The Land Registry's API gives access to digitized "Schedule of notices of leases" documents.
The text in the original document is formatted in a tabular structure, but the texts have been parsed line by line, with some loss of spaces. As a result, the entry data comes in out of order.
The table should have the following columns:
- Registration date and Plan ref
- Property description
- Date of lease and term
- Lessee's title
And some entries have one extra row at the bottom of the table, spanning all 4 columns.
Take the output of the API and cleanse the data such that it is structured in a format where column data and optional notes can be independently referenced.
This solution supports the JSON response from the Land Registry's API.
After a bit of playing around with some of the data, I figured out a way to get most of the data out.
I took advantage of pytest's parameterization for the tests, as it's easy to the human eye to identify which fields each part tof the schedule entry it should end up in, so a few tables of expected output can be manually created.
To speed up the feedback loop of development, I wrapped pytest in an inotifywait function, to re-run on update:
function ptw() { python -m pytest; while find -name "*.py" | inotifywait --fromfile - ; do python -m pytest -vv; done; }
Using pytest for tests, and flake8 for quality.
Python 3.7 was chosen simply because that's what was installed on my home machine at the time.
Other than this, the exercise doesn't need much in the way of dependencies, so the directory structure is fairly simple.
The output of the cleansed table should contain the following fields
registration_date
plan_ref
property_description
date_of_lease
start_of_term
length_of_term
lessees_title
notes
I chose to use a list of dicts as the structure, as I don't know how the output is intended to be used. For example, I don't know whether the Lessee's title is known elsewhere, and would therefore be appropriate as a key. Assuming this is not the case, list of dicts makes it easy parseable.
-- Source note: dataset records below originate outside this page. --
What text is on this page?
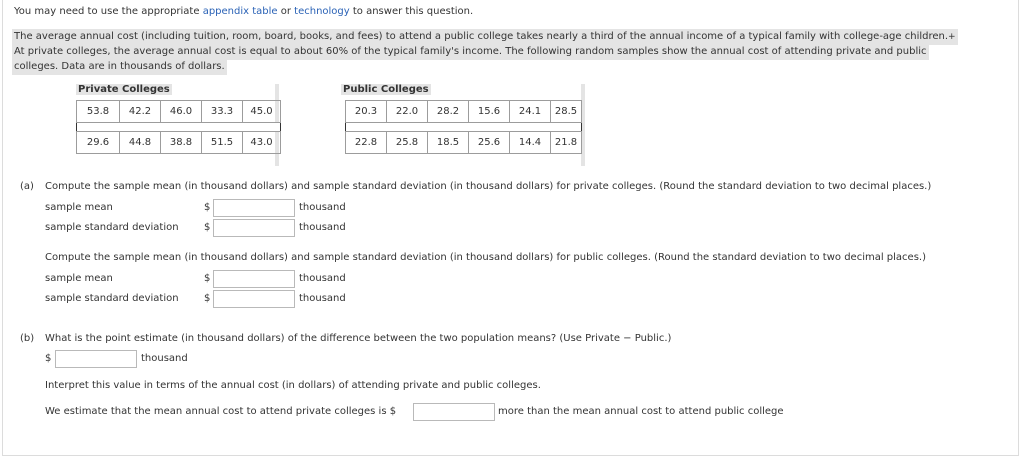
You may need to use the appropriate appendix table or technology to answer this question.
The average annual cost (including tuition, room, board, books, and fees) to attend a public college takes nearly a third of the annual income of a typical family with college-age children.+
At private colleges, the average annual cost is equal to about 60% of the typical family's income. The following random samples show the annual cost of attending private and public
colleges. Data are in thousands of dollars.
Private Colleges
53.8	42.2	46.0	33.3	45.0

29.6	44.8	38.8	51.5	43.0
Public Colleges
20.3	22.0	28.2	15.6	24.1	28.5

22.8	25.8	18.5	25.6	14.4	21.8
(a) Compute the sample mean (in thousand dollars) and sample standard deviation (in thousand dollars) for private colleges. (Round the standard deviation to two decimal places.)
sample mean	$	thousand
sample standard deviation	$	thousand
Compute the sample mean (in thousand dollars) and sample standard deviation (in thousand dollars) for public colleges. (Round the standard deviation to two decimal places.)
sample mean	$	thousand
sample standard deviation	$	thousand
(b) What is the point estimate (in thousand dollars) of the difference between the two population means? (Use Private − Public.)
$	thousand
Interpret this value in terms of the annual cost (in dollars) of attending private and public colleges.
We estimate that the mean annual cost to attend private colleges is $	more than the mean annual cost to attend public college
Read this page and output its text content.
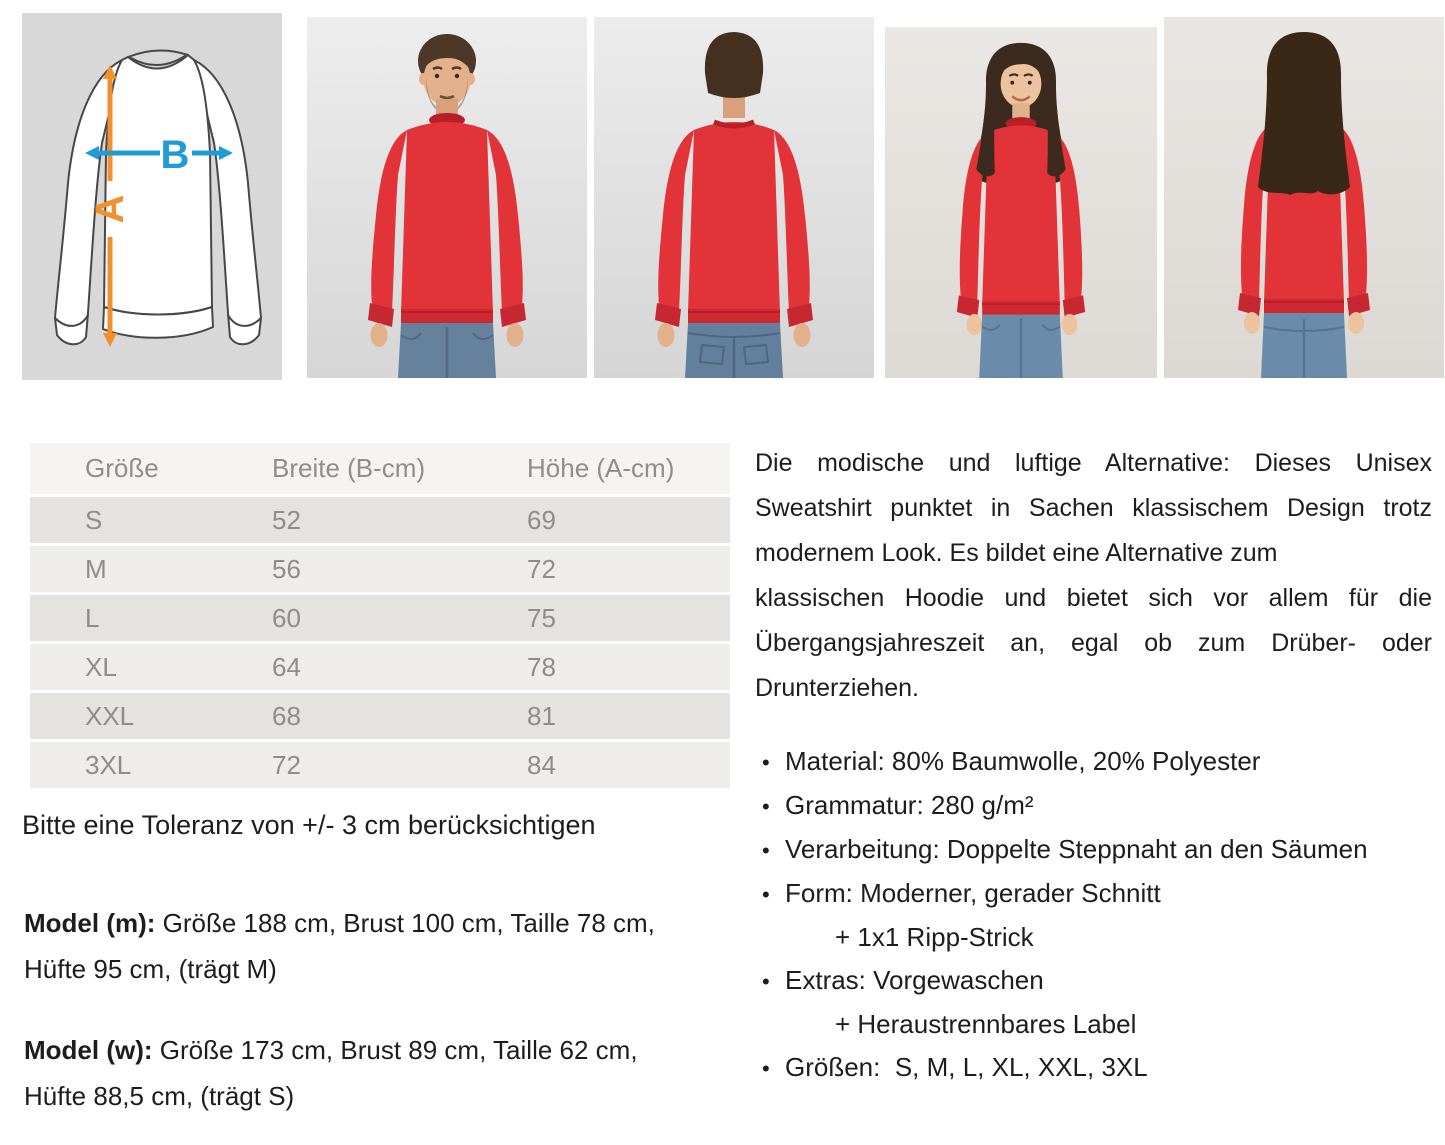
A
B
Größe	Breite (B-cm)	Höhe (A-cm)
S	52	69
M	56	72
L	60	75
XL	64	78
XXL	68	81
3XL	72	84
Bitte eine Toleranz von +/- 3 cm berücksichtigen

Model (m): Größe 188 cm, Brust 100 cm, Taille 78 cm,
Hüfte 95 cm, (trägt M)

Model (w): Größe 173 cm, Brust 89 cm, Taille 62 cm,
Hüfte 88,5 cm, (trägt S)

Die modische und luftige Alternative: Dieses Unisex
Sweatshirt punktet in Sachen klassischem Design trotz
modernem Look. Es bildet eine Alternative zum
klassischen Hoodie und bietet sich vor allem für die
Übergangsjahreszeit an, egal ob zum Drüber- oder
Drunterziehen.
• Material: 80% Baumwolle, 20% Polyester
• Grammatur: 280 g/m²
• Verarbeitung: Doppelte Steppnaht an den Säumen
• Form: Moderner, gerader Schnitt
+ 1x1 Ripp-Strick
• Extras: Vorgewaschen
+ Heraustrennbares Label
• Größen:  S, M, L, XL, XXL, 3XL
I could have indexed the data structure in the form
{entry_number: {k:v for k,v in entry_data.items()}}
but entry number is not unique. Besides this, I felt like "list of dicts" was more easily parsable en-masse.
For parsing the entryText data. What is definitely known:
- The column lengths are right padded with spaces. It looks like there's more than one space of delimiter.
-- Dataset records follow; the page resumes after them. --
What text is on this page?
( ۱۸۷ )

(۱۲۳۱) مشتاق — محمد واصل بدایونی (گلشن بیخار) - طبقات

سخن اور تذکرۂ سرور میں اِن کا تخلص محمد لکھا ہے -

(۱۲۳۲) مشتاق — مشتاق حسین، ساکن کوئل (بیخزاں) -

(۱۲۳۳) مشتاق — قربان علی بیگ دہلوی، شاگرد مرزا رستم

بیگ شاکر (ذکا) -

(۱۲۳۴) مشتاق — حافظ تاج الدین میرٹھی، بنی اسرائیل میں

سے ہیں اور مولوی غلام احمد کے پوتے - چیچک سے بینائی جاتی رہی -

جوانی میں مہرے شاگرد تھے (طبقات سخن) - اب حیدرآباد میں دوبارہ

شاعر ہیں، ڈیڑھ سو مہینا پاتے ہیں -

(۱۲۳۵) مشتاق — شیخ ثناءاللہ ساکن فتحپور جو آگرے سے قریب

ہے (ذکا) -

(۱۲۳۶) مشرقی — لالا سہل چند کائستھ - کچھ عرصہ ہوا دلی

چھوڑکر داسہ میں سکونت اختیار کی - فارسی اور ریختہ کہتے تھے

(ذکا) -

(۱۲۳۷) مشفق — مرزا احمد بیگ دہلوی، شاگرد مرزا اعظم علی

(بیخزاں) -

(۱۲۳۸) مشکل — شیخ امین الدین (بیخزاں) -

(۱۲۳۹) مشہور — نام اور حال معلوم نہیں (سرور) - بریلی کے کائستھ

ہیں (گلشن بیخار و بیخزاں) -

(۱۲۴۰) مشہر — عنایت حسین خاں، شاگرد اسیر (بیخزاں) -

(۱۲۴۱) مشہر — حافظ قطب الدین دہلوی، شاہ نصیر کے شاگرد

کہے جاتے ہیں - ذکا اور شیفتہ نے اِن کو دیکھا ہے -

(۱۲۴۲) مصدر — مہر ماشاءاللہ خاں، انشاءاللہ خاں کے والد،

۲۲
- Date of lease and term is always at last 3 rows
- Lessees title is always the last "word" of the first row
- Registration date is always the first word of the first row
- notes are prepended with the word NOTE
- notes come at the end
- other than the first row, the final "field" in each row (excluding date) is the Date of lease and term column
Edge cases:
- the third row can cause problems. If it is only one field, it's a date (from the date of lease and term)
- if it is not the only field, it can either be part of description, or plan ref, and there's no real way to tell
- If there are 1 or 2 "words" left within the last few rows , it can be unclear which column the data comes from.
- The lease date/term information usually follows a consistent structure, but just occasionally it contains extra information on its start and end dates
- Do we want dates in datetime object format?
- Should the "NOTE {X}: " part be removed for cleanliness?
- Is there a way to use the length of the spaces to work out which column the data belongs to if it's on its own -> yes
I have spent a bit more than the recommended 3 hours on the task, simply because it was quite a lot of fun.
In the end though, given that I wanted the README to be accurate on the running instructions, I have committed the sin of
wrapping the parse_entry
function in a try/except clause.
If run as a script, it will output any parsing errors to stdout, and a wordcount on this shows that less than 30 entries are left unparsed.
$ python cleanse_lease_data.py ./tests/schedule_of_notices_of_lease_examples.json | wc -l
29
python3.7 -m venv .venv
source .venv/bin/activate
pip install -r requirements.txt
To run:
python cleanse_lease_data.py /path/to/response_json.json
The results will be generated into a file called cleansed_data.json
- For python tests, run
pytest
from the main directory.